Even more terrible than Thanatos were the daughters of night and heaven, personifications of vengeance which haunted the underworld, emerging only to lay waste to the unrighteous, sources of such fear and loathing that it was considered a bad omen to even call them the Furies, the Erinyes. They were instead politely referenced as the Eumenides, the kindly ones. This was largely tongue-in-cheek because vengeance was in itself implacable and the Erinyes merciless.

The Furies, like the Moirai, the Fates, have an air about them of being above even divinity. Vengeance is a primal force. To be haunted by the Furies is to be condemned by reality itself, trampled under a universal judgment of sin. Gods would only call upon them for the most heinous of crimes such as hubris or Oedipus' incest and patricide. The Fates set you up and the Furies knock you down. They are the ultimate enforcers and torturers, sated never by regret or mitigating circumstances but only pain and penance.

Now listen to the song again. It is best heard on a fairly loud volume setting. Let it engulf you. The Erinyes are eternal and unquestionable, the inevitable undertow of the universe.

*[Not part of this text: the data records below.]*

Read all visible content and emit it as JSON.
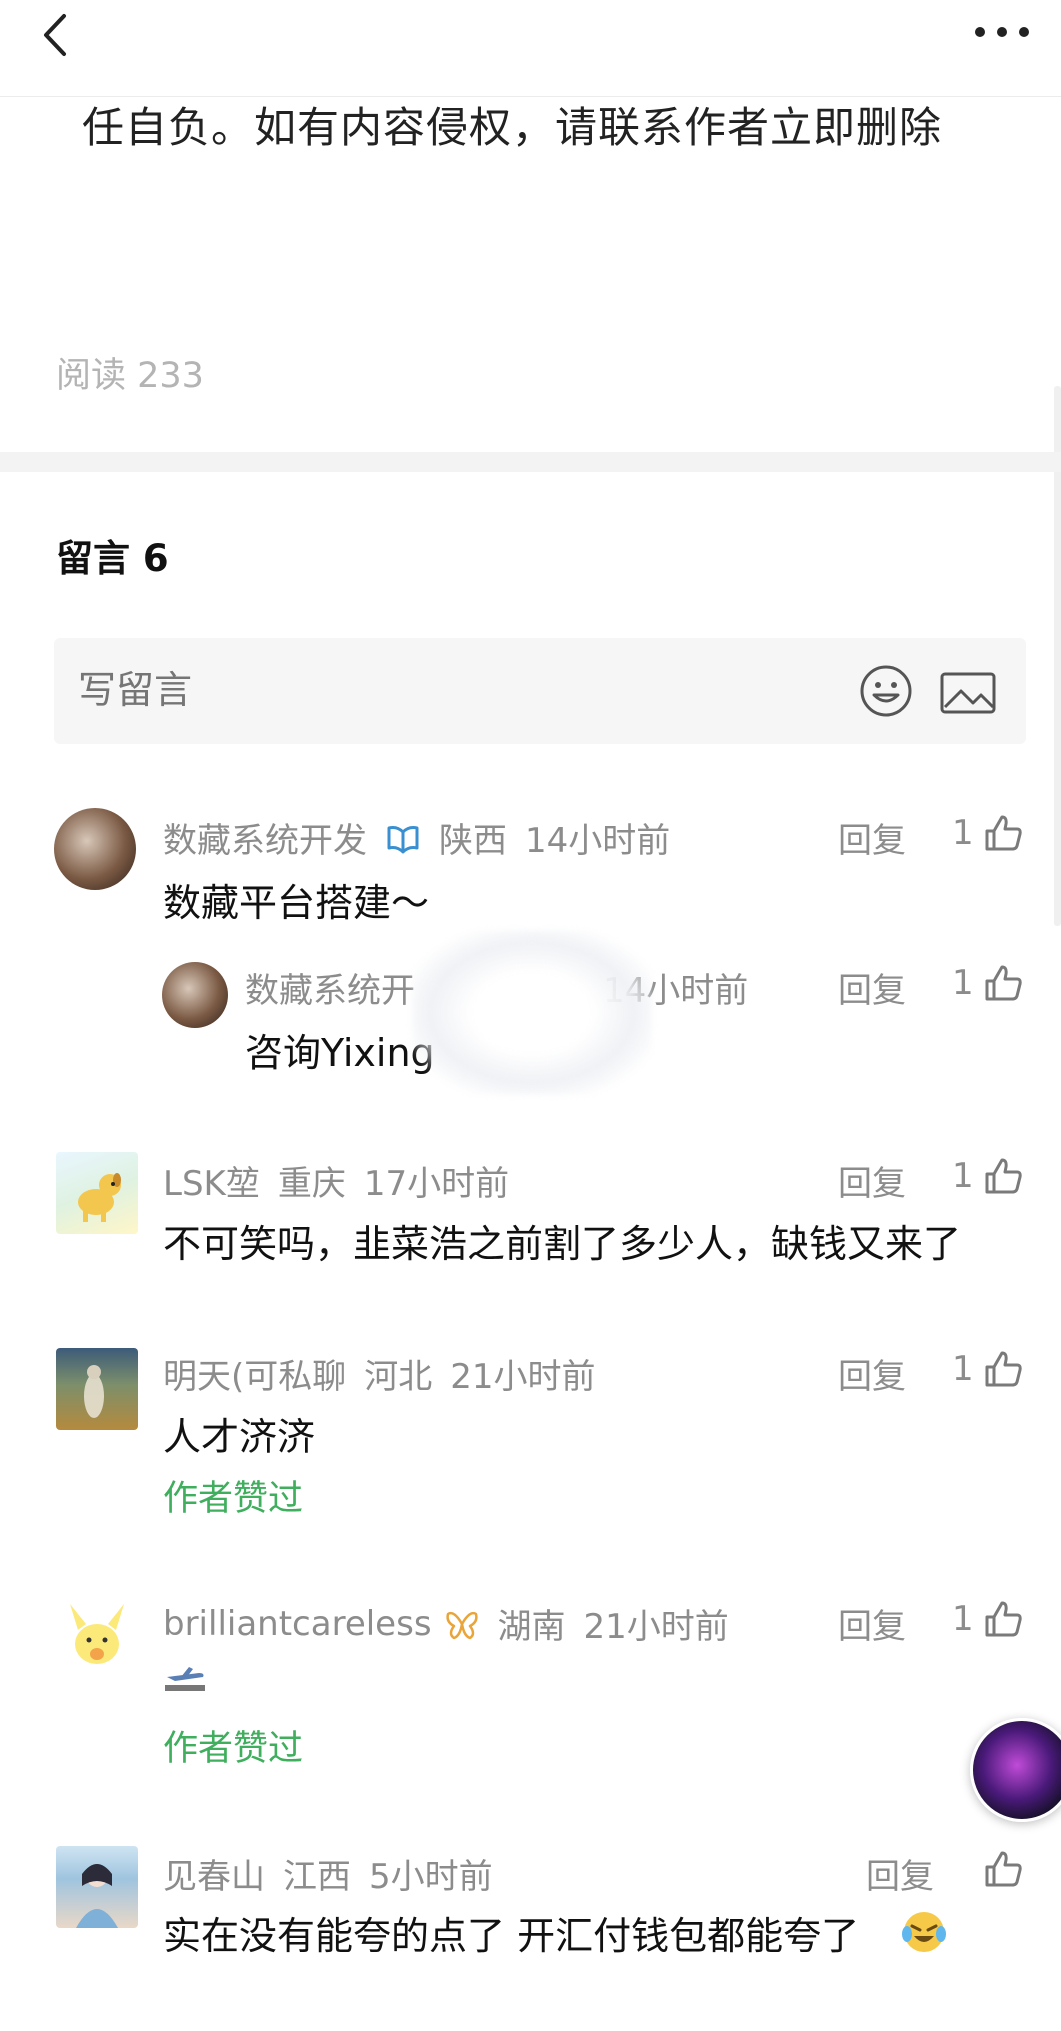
{
  "article": {
    "tail_text": "任自负。如有内容侵权，请联系作者立即删除",
    "read_count": "阅读 233"
  },
  "comments_section": {
    "title": "留言 6",
    "input_placeholder": "写留言",
    "reply_label": "回复",
    "author_liked_label": "作者赞过",
    "accent_green": "#3fae5d",
    "comments": [
      {
        "nickname": "数藏系统开发",
        "badge_icon": "book-badge-icon",
        "region": "陕西",
        "time": "14小时前",
        "likes": "1",
        "text": "数藏平台搭建～",
        "reply": {
          "nickname": "数藏系统开",
          "time": "14小时前",
          "likes": "1",
          "text": "咨询Yixing"
        }
      },
      {
        "nickname": "LSK堃",
        "region": "重庆",
        "time": "17小时前",
        "likes": "1",
        "text": "不可笑吗，韭菜浩之前割了多少人，缺钱又来了"
      },
      {
        "nickname": "明天(可私聊",
        "region": "河北",
        "time": "21小时前",
        "likes": "1",
        "text": "人才济济",
        "author_liked": true
      },
      {
        "nickname": "brilliantcareless",
        "badge_icon": "butterfly-badge-icon",
        "region": "湖南",
        "time": "21小时前",
        "likes": "1",
        "text_icon": "airplane-emoji-icon",
        "author_liked": true
      },
      {
        "nickname": "见春山",
        "region": "江西",
        "time": "5小时前",
        "likes": "",
        "text": "实在没有能夸的点了 开汇付钱包都能夸了",
        "text_icon": "crying-laughing-emoji-icon"
      }
    ]
  }
}
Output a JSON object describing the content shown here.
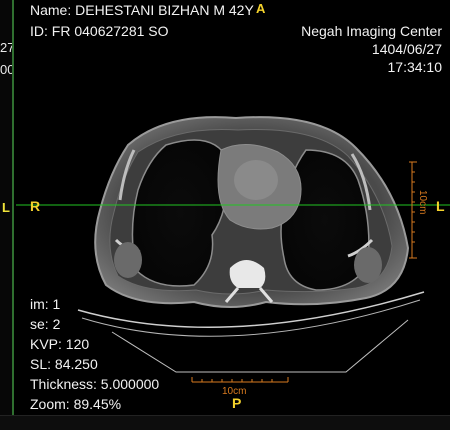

They are reality itself correcting the sins of free will, brutally and endlessly. Their chorus is the triumph of unassailable power ... but to whom can the goddesses of righteous vengeance and eternal torment turn? Be consumed by the Furies, for a few moments of their eternity.

Something's always bothered me about this post but I don't want to simply redact my mistakes and pretend they didn't happen, and seeing as the page gets the odd hit every once in a while, I'll address the issue thus.
I unfortunately and unintentionally conflated the Furies with the goddess Nemesis by repeating the word vengeance where punishment might have been more correct. In my defense, the line between the two is blurry at best in the original mythology as well and they seem two iterations of the same popular concept of divine retribution or punitive law-enforcement.

This sort of redundancy appears numerous times in mythology. The names associated with divine attributions vary across the centuries and from one city-state to another. See Helios/Apollo or Phoebe/Leto/Artemis or Anubis/Osiris.

In terms of poetic imagery, a single figure which can be imbued with individual personality becomes more useful as oral and especially written tradition expands, but for a one-shot reference vague, vast, ill-defined categories like "angels" or "valkyries" or "furies" give the listener more leeway to conjure up more powerful imagery. Hence, it's probably best this wasn't entitled "The Song of Nemesis."